Al tempo degli aragonesi venne costruito un poderoso castello, visibile
ancora oggi, con due torri cilindriche, che fu sede di Ducato.
Interessante la chiesa di S. Bernardino, dell’XI secolo, con cupola di
stampo bizantino, che conserva nell’interno una pregevole statua del
Santo.
Bernalda gode della vista del mar Ionio, da cui dista appena 14
chilometri, ove sorge il Lido di Metaponto ricco di attrezzature
turistiche.
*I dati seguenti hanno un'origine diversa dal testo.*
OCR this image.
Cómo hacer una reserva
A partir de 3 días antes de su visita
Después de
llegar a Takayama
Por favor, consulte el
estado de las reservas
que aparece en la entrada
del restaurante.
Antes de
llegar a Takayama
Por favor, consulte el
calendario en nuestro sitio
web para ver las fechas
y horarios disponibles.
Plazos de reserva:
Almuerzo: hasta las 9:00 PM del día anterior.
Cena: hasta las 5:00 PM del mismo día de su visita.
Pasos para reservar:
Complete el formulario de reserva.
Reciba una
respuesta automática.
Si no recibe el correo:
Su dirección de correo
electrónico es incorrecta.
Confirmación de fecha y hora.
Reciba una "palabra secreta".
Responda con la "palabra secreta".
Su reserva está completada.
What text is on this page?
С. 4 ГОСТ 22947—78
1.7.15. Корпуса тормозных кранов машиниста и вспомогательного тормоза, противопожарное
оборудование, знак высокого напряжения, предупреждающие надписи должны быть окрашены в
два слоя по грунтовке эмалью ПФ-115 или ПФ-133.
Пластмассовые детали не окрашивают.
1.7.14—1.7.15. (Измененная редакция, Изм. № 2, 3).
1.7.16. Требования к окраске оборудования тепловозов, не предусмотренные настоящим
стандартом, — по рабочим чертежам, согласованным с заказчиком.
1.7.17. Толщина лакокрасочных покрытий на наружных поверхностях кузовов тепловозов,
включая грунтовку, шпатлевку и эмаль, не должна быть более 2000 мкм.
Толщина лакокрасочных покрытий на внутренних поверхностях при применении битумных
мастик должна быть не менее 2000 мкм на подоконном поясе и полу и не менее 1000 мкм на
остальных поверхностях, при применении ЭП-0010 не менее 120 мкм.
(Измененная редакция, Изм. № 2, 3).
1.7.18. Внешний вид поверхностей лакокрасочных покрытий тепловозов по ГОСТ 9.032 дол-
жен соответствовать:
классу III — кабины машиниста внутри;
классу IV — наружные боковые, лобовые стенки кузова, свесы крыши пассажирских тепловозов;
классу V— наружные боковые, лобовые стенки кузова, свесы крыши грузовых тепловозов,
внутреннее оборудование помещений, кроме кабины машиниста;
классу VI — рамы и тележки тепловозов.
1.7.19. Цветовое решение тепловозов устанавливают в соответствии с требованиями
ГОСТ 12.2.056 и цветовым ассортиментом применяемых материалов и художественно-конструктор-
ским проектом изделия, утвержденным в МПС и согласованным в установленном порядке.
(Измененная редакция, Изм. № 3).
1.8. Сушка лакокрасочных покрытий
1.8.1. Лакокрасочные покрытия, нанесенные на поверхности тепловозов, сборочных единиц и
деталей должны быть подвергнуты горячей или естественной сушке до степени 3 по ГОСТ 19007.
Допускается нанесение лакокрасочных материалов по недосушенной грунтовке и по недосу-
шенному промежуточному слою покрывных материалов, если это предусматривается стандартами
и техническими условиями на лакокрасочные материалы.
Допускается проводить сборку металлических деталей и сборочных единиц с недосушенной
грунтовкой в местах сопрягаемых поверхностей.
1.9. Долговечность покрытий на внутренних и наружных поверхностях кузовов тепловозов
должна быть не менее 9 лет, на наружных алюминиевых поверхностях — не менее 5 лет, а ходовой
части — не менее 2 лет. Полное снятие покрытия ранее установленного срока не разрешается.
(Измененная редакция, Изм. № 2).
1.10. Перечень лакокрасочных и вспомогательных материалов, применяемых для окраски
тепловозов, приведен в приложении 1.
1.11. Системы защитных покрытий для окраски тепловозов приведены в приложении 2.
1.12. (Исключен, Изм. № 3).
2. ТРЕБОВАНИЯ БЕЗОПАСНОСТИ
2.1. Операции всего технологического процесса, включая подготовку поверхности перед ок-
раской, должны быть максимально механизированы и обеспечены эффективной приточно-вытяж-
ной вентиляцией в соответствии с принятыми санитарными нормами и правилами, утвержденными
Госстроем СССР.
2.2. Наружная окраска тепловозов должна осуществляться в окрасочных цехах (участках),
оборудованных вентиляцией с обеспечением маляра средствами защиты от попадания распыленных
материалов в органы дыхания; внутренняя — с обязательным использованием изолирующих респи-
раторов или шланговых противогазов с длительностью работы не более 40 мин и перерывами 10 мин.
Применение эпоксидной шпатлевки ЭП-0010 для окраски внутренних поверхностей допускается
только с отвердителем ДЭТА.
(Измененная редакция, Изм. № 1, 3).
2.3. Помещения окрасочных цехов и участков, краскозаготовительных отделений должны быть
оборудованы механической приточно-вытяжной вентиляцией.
Qui sono da visitare ed ammirare le rovine della famosa
Metaponto, chiamata anticamente “Metabum” o “Metapum”.
Metaponto, secondo la leggenda, venne fondata da Metabo, re dell’isola d’Icària,
e figlio di Sisifo re dell’Epiro, o da Pili, reduci dall’assalto di Troia,
sotto la guida di Nestore. Ma più probabilmente fu un “pagus” lucano
colonizzato dai greci forse verso la metà dell’VII secolo a.C. A Metaponto
riparò Pitagora, l’uomo più dotto del suo tempo, che insegnò per molti
anni, fino a tarda età.
Repertorio artistico-turistico
Castello aragonese con due torri cilindriche, del sec. XV,
fatto costruire da Riccardo da Camarda ed ampliato da Pirro del Balzo.
Antiquarium civico.
Chiesa Madre di San Bernardino del XVI sec. con cupole bizantineggianti
e nell’interno una pregevole statua lignea del Santo ed un altare marmoreo
del sec. XVIII.
Nei dintorni: Il castello di Uggiano, fortificazione militare bizantina
risalente ai primi anni del IX sec., ricostruito dai Normanni nel sec. XI;
divenne poi residenza signorile per la trasformazione operata da Jacopus
de Astiliano (XIV sec.) e fu distrutto dal terremoto del 1456.
Rovine di Camarda, risalenti all’XI secolo.